Dans R. c. Bishop, une affaire criminelle de pornographie juvénile impliquant des perquisitions d’ordinateurs, la Cour de justice de l’Ontario décrivait le problème du recours traditionnel aux mandats de perquisition à l’ère de l’informatique :

 

Les ordinateurs présentent des défis particuliers au regard de la loi régissant les mandats de perquisition. Historiquement, les mandats visaient toujours une chose particulière ou des documents particuliers se trouvant en un lieu physique identifiable. La technologie informatique libère les éléments de preuve et l’information de ce type de limitations physiques et permet aux données de se trouver à différents endroits sur différents médias sans qu’aucune version ne constitue un original évident. Des mémoires de grande capacité bon marché permettent à des utilisateurs d’ordinateur dotés de connaissances sommaires de stocker d’énormes volumes de données sur un support physique unique. Le mécanisme du mandat de perquisition prévu dans le Code criminel est un régime initialement conçu pour traiter de manifestations physiques de la vie privée. À ce titre, il n’est pas vraiment adapté à l’univers de la « preuve virtuelle »[543]. (Traduction libre)

 

On rencontre les mêmes problèmes dans le cadre de la Loi. L’une des solutions consisterait à modifier expressément la Loi pour permettre aux « données électroniques » issues de systèmes informatiques d’être copiées et de faire l’objet de perquisitions, au lieu d’avoir à saisir l’équipement informatique lui-même.

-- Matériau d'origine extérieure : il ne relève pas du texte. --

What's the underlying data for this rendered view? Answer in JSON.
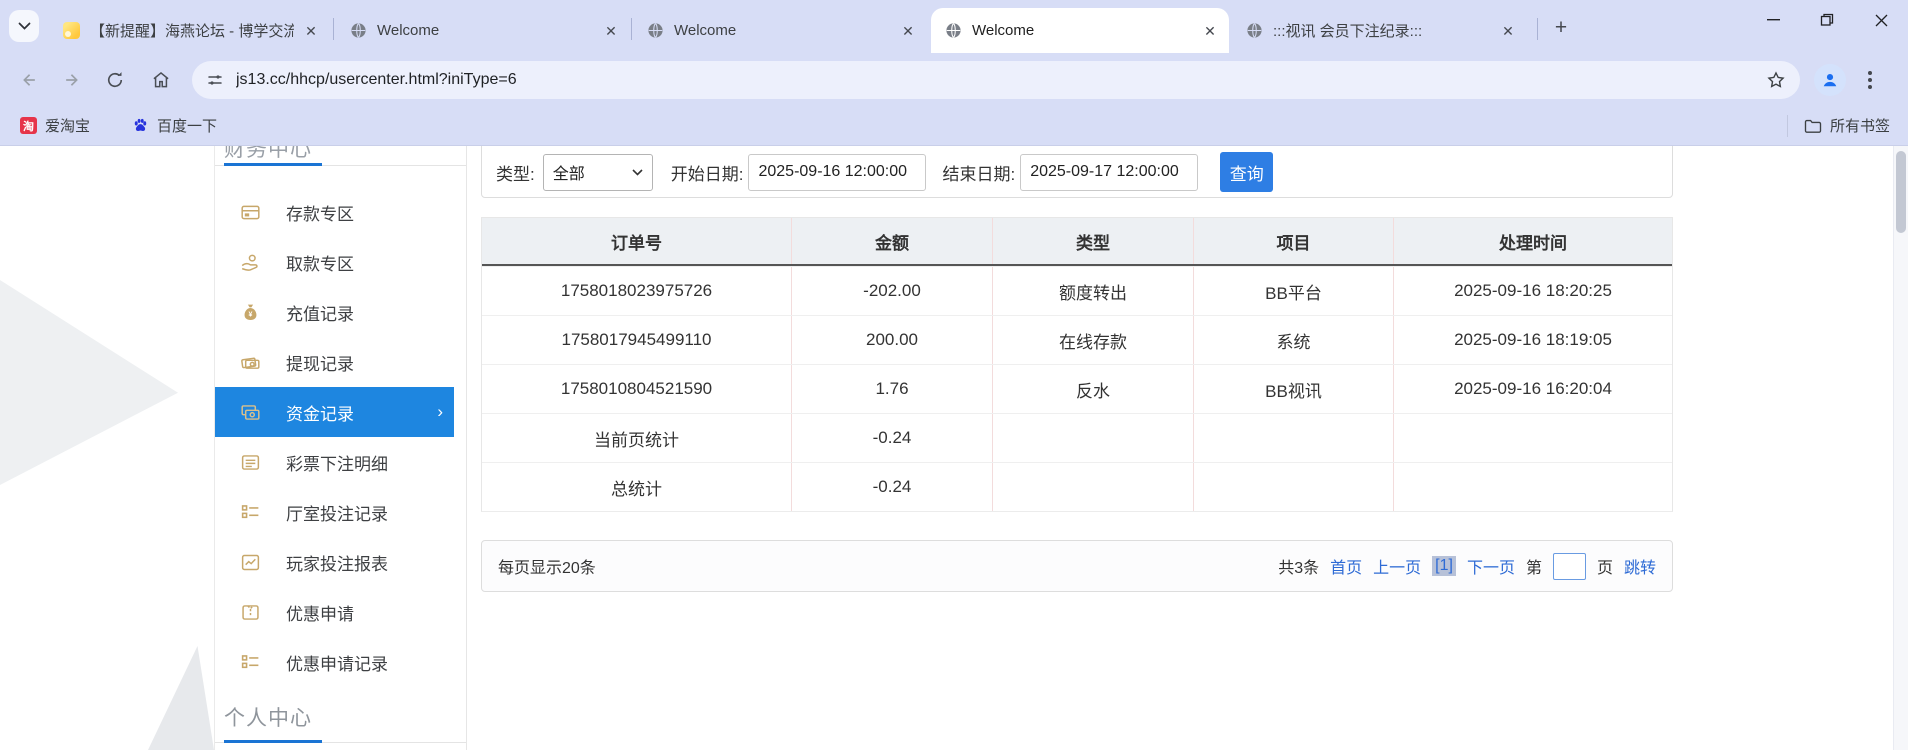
{
  "browser": {
    "tabs": [
      {
        "title": "【新提醒】海燕论坛 - 博学交流",
        "favicon": "forum",
        "active": false
      },
      {
        "title": "Welcome",
        "favicon": "globe",
        "active": false
      },
      {
        "title": "Welcome",
        "favicon": "globe",
        "active": false
      },
      {
        "title": "Welcome",
        "favicon": "globe",
        "active": true
      },
      {
        "title": ":::视讯 会员下注纪录:::",
        "favicon": "globe",
        "active": false
      }
    ],
    "url": "js13.cc/hhcp/usercenter.html?iniType=6",
    "bookmarks": [
      {
        "label": "爱淘宝",
        "icon": "taobao"
      },
      {
        "label": "百度一下",
        "icon": "baidu-paw"
      }
    ],
    "all_bookmarks_label": "所有书签"
  },
  "sidebar": {
    "top_heading": "财务中心",
    "items": [
      {
        "label": "存款专区",
        "icon": "deposit",
        "active": false
      },
      {
        "label": "取款专区",
        "icon": "withdraw",
        "active": false
      },
      {
        "label": "充值记录",
        "icon": "recharge",
        "active": false
      },
      {
        "label": "提现记录",
        "icon": "cashout",
        "active": false
      },
      {
        "label": "资金记录",
        "icon": "funds",
        "active": true
      },
      {
        "label": "彩票下注明细",
        "icon": "lottery-detail",
        "active": false
      },
      {
        "label": "厅室投注记录",
        "icon": "hall-bets",
        "active": false
      },
      {
        "label": "玩家投注报表",
        "icon": "player-report",
        "active": false
      },
      {
        "label": "优惠申请",
        "icon": "promo-apply",
        "active": false
      },
      {
        "label": "优惠申请记录",
        "icon": "promo-records",
        "active": false
      }
    ],
    "bottom_heading": "个人中心"
  },
  "filters": {
    "type_label": "类型:",
    "type_value": "全部",
    "start_label": "开始日期:",
    "start_value": "2025-09-16 12:00:00",
    "end_label": "结束日期:",
    "end_value": "2025-09-17 12:00:00",
    "query_button": "查询"
  },
  "table": {
    "headers": [
      "订单号",
      "金额",
      "类型",
      "项目",
      "处理时间"
    ],
    "rows": [
      [
        "1758018023975726",
        "-202.00",
        "额度转出",
        "BB平台",
        "2025-09-16 18:20:25"
      ],
      [
        "1758017945499110",
        "200.00",
        "在线存款",
        "系统",
        "2025-09-16 18:19:05"
      ],
      [
        "1758010804521590",
        "1.76",
        "反水",
        "BB视讯",
        "2025-09-16 16:20:04"
      ],
      [
        "当前页统计",
        "-0.24",
        "",
        "",
        ""
      ],
      [
        "总统计",
        "-0.24",
        "",
        "",
        ""
      ]
    ]
  },
  "pagination": {
    "per_page": "每页显示20条",
    "total": "共3条",
    "first": "首页",
    "prev": "上一页",
    "current": "[1]",
    "next": "下一页",
    "page_label_before": "第",
    "page_label_after": "页",
    "jump": "跳转"
  },
  "colors": {
    "chrome_bg": "#d7ddf6",
    "active_menu_bg": "#1e86e0",
    "accent_blue": "#2e7ee4",
    "link_blue": "#2e6bd5",
    "gold_icon": "#c7a76a",
    "table_header_bg": "#edf0f3"
  }
}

En 1997, le Code criminel était modifié pour traiter le problème spécifique des perquisitions de systèmes informatiques et de la saisie de données[544]. Les paragraphes 487 (2.1) et (2.2) énoncent : 

 

(2.1) La personne autorisée à perquisitionner des données contenues dans un ordinateur se trouvant dans un lieu ou un bâtiment peut :

 

(a)    utiliser ou faire utiliser tout ordinateur s’y trouvant pour vérifier les données que celui-ci contient ou auxquelles il donne accès;

(b)    reproduire ou faire reproduire des données sous forme d’imprimé ou toute autre forme intelligible;

(c)     saisir tout imprimé ou sortie de données pour examen ou reproduction;

(d)    utiliser ou faire utiliser le matériel s’y trouvant pour reproduire des données.